Una vez más, la crítica política en Paraguay queda reducida a una práctica empobrecida, casi tribal, donde el argumento nunca es lo importante. Importa quién lo dice, no qué se dice. Y si quien lo dice no encaja en el molde que la corrección política exige, entonces se activa la maquinaria del agravio personal, del escarnio, del intento de cancelación.
Días atrás, una intervención de la senadora Lizarella Valiente encendió los ánimos. Con claridad y sin rodeos, denunció la intromisión de ONG extranjeras en la redacción de proyectos de ley que colisionan con la identidad nacional y con la voluntad de la mayoría de los paraguayos. En vez de contestarle con razones, en vez de abrir el debate con ideas y documentos, lo que recibió fue una andanada de ataques personales: que si fue bailarina, que si es ignorante, que si no tiene formación. Nada sobre el fondo del asunto. Nada sobre el verdadero problema: el financiamiento externo de agendas que no fueron votadas en las urnas.
Esto no es un caso aislado. Es parte de una táctica cada vez más común, promovida por sectores que no tienen interés en confrontar argumentos porque sus proyectos no resisten la crítica seria. Por eso eligen destruir reputaciones antes que construir razones. Por eso buscan desacreditar al mensajero, para no tener que discutir el mensaje.
La costumbre de convertir toda disidencia en una cuestión personal es el síntoma más claro de una cultura política degradada. El insulto reemplaza al pensamiento, el escarnio a la reflexión. Y mientras tanto, los verdaderos temas (soberanía legislativa, la transparencia en el financiamiento o la legitimidad de ciertas agendas) quedan fuera de la conversación pública.
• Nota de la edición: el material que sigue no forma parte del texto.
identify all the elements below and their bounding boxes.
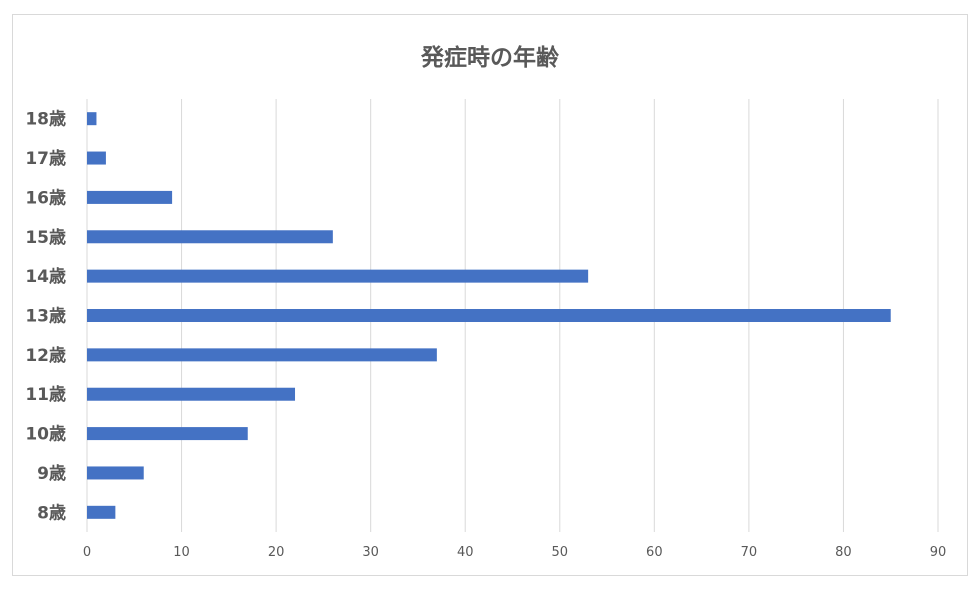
x-tick-label-20: 20 bbox=[268, 545, 285, 560]
bar-10歳 bbox=[87, 427, 248, 441]
bar-11歳 bbox=[87, 387, 296, 401]
chart-frame bbox=[12, 14, 968, 576]
category-label-9歳: 9歳 bbox=[37, 463, 66, 484]
x-tick-label-60: 60 bbox=[646, 545, 663, 560]
bar-13歳 bbox=[87, 309, 891, 322]
category-label-12歳: 12歳 bbox=[25, 345, 66, 366]
x-tick-labels: 0 10 20 30 40 50 60 70 80 90 bbox=[83, 545, 946, 560]
bar-18歳 bbox=[87, 112, 97, 126]
x-tick-label-90: 90 bbox=[930, 545, 947, 560]
category-label-10歳: 10歳 bbox=[25, 424, 66, 445]
x-tick-label-70: 70 bbox=[741, 545, 758, 560]
category-label-11歳: 11歳 bbox=[25, 384, 66, 405]
bar-8歳 bbox=[87, 505, 116, 519]
bar-15歳 bbox=[87, 230, 333, 244]
category-label-14歳: 14歳 bbox=[25, 266, 66, 287]
chart-title: 発症時の年齢 bbox=[421, 45, 559, 71]
category-label-15歳: 15歳 bbox=[25, 227, 66, 248]
bar-17歳 bbox=[87, 151, 106, 165]
bar-16歳 bbox=[87, 190, 173, 204]
category-label-18歳: 18歳 bbox=[25, 109, 66, 130]
category-label-13歳: 13歳 bbox=[25, 306, 66, 327]
category-labels: 8歳 9歳 10歳 11歳 12歳 13歳 14歳 15歳 16歳 17歳 18歳 bbox=[25, 109, 66, 524]
category-label-16歳: 16歳 bbox=[25, 187, 66, 208]
bars bbox=[87, 112, 891, 519]
category-label-17歳: 17歳 bbox=[25, 148, 66, 169]
bar-14歳 bbox=[87, 269, 589, 283]
x-tick-label-10: 10 bbox=[173, 545, 190, 560]
bar-9歳 bbox=[87, 466, 144, 480]
x-tick-label-30: 30 bbox=[362, 545, 379, 560]
category-label-8歳: 8歳 bbox=[37, 502, 66, 523]
x-tick-label-50: 50 bbox=[552, 545, 569, 560]
x-tick-label-40: 40 bbox=[457, 545, 474, 560]
x-tick-label-80: 80 bbox=[835, 545, 852, 560]
bar-12歳 bbox=[87, 348, 437, 362]
x-tick-label-0: 0 bbox=[83, 545, 91, 560]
No se trata aquí de defender a la senadora Valiente quien, dicho sea de paso, ha demostrado carácter suficiente para defenderse sola, sino de alertar sobre un vicio cada vez más instalado: el de reemplazar el debate político con linchamientos personales. Así no se construye democracia, se demuele la posibilidad misma de discutir un proyecto común.
Es hora de volver a discutir ideas. Es hora de dejar de matar al mensajero y empezar, de una vez por todas, a escuchar el mensaje.